The truth is, as much as Anthony Polito is responsible for his actions, I am also responsible. I have shunned people I didn’t like or felt were too uncomfortable to be around. I have been silent in moments where I’ve witnessed another in need of help. And, I think I have even failed at accepting help when I have needed it, too. And I’d be willing to bet that you might  have, too. But, thankfully, with the help of heroes like Dr. Chang, we’ve been given tools to help affect change.


It might seem outrageously inappropriate, but the idea of Scope Creep is a tool that can be applied even here under these  dark and terrible circumstances to help guide better decision-making. The scope of this problem – bad things happening – begins and ends with the individual, even if problems permeate out into society from individuals. A person can only change the things they can influence, try as they might. We cannot get lost in efforts of “trying to change the world” or “making society a better place for all” in our quest to actually make the world better.
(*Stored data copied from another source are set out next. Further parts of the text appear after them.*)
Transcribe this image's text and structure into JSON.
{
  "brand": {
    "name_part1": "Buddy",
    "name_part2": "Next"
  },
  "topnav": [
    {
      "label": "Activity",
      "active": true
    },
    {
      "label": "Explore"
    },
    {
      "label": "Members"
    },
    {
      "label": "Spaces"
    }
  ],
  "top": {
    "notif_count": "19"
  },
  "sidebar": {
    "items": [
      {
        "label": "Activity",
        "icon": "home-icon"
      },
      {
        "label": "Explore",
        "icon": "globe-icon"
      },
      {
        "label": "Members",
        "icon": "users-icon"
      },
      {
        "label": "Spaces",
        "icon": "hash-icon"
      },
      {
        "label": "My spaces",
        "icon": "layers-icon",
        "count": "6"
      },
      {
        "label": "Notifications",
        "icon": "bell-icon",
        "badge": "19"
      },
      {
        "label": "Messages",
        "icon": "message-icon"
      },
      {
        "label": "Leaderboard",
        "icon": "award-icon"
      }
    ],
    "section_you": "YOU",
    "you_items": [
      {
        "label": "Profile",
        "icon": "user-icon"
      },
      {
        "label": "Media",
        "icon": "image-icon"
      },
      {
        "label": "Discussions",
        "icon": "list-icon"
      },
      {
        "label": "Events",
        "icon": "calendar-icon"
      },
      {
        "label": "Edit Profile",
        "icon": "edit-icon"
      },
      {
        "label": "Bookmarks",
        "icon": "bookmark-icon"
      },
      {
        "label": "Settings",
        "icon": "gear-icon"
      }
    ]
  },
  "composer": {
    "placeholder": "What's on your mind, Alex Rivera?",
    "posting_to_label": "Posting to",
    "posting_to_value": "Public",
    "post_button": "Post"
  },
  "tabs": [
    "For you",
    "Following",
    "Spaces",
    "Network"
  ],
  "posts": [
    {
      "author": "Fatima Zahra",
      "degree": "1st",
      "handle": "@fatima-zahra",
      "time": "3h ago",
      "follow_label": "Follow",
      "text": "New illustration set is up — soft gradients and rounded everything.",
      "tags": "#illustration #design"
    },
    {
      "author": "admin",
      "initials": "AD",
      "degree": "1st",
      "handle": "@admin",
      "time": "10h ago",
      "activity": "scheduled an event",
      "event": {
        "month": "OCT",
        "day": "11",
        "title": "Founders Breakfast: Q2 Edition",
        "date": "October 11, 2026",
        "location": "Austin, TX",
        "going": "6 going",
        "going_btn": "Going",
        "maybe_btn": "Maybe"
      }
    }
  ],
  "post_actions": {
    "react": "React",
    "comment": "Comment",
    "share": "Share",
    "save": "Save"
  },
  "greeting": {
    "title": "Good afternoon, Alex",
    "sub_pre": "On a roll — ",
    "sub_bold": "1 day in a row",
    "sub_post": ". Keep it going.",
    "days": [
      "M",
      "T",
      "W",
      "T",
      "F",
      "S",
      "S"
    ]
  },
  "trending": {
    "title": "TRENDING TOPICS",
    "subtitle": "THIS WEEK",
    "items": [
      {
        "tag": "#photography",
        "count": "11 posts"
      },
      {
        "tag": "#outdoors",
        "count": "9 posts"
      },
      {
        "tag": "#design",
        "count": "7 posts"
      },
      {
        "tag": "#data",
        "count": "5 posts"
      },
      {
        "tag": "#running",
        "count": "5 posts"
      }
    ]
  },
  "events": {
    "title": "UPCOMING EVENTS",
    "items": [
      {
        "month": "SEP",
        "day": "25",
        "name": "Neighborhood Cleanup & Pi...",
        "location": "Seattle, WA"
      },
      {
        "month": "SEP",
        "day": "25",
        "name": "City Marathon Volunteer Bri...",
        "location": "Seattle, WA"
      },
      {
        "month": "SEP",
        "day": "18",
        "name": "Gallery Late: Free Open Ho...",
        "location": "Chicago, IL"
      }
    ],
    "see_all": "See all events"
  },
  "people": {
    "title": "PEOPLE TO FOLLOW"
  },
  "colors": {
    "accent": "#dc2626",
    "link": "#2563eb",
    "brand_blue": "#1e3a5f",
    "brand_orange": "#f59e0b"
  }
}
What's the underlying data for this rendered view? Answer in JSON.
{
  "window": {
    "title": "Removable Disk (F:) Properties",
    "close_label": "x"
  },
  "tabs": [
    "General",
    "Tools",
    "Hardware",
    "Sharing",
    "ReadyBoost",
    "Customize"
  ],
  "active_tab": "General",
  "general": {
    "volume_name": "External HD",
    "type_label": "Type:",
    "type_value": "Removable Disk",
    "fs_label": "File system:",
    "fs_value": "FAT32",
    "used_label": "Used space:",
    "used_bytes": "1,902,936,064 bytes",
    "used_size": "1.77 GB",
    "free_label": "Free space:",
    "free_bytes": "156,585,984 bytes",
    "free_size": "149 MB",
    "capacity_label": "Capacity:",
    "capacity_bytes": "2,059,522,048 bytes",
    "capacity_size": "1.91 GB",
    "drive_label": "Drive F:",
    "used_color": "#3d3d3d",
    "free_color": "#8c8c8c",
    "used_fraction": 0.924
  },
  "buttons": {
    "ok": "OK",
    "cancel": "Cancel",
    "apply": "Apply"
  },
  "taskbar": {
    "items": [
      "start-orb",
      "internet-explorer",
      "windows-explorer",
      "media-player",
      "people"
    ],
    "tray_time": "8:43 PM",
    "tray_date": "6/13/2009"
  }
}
If we allow the scope of this problem to creep, it will become a runaway train of progressively increasing costs that we will never catch. And it may end up costing us so dearly in the long run that society – Humanity – could fail completely.


Thanks to Dr. Chang, I can see that now. Thanks to Polito and people like myself, others are going to be deprived of Dr. Chang’s insights and expertise, and of Dr. Navarro’s and Dr. Takemaru’s insights and expertise as well. I do not like the idea that I am even remotely responsible for the murder of these bright people. I do not like the idea that the society I participate in helped facilitate the murder of these people. I do not like the idea that a single actor can cause so much destruction. I hate the circumstances that have brought about these changes. But, I have a hopeful attitude that each of us can do better. I have to hope that we can do better. If I don’t, all the ties between everyone working together on this project we call “society”  will eventually become damaged beyond repair. I hope you can see that now, too. I’m sorry you can no longer learn that first hand from Dr. Chang, Dr. Navarro, Dr. Takemaru, or even from who Anthony Polito could have been if we all hadn’t failed him, but I hope you can see that now, too.


I hope that the family, friends, and students of Dr. Chang, Dr. Navarro, Dr. Takemaru, the fourth professor injured in this incident, and Anthony Polito, find solace, peace, and healing, as well as the UNLV community. I hope that we can all feel safe again. And I believe that we can do better – that I can do better – so that maybe, one day, we won’t have to worry as much about things like this.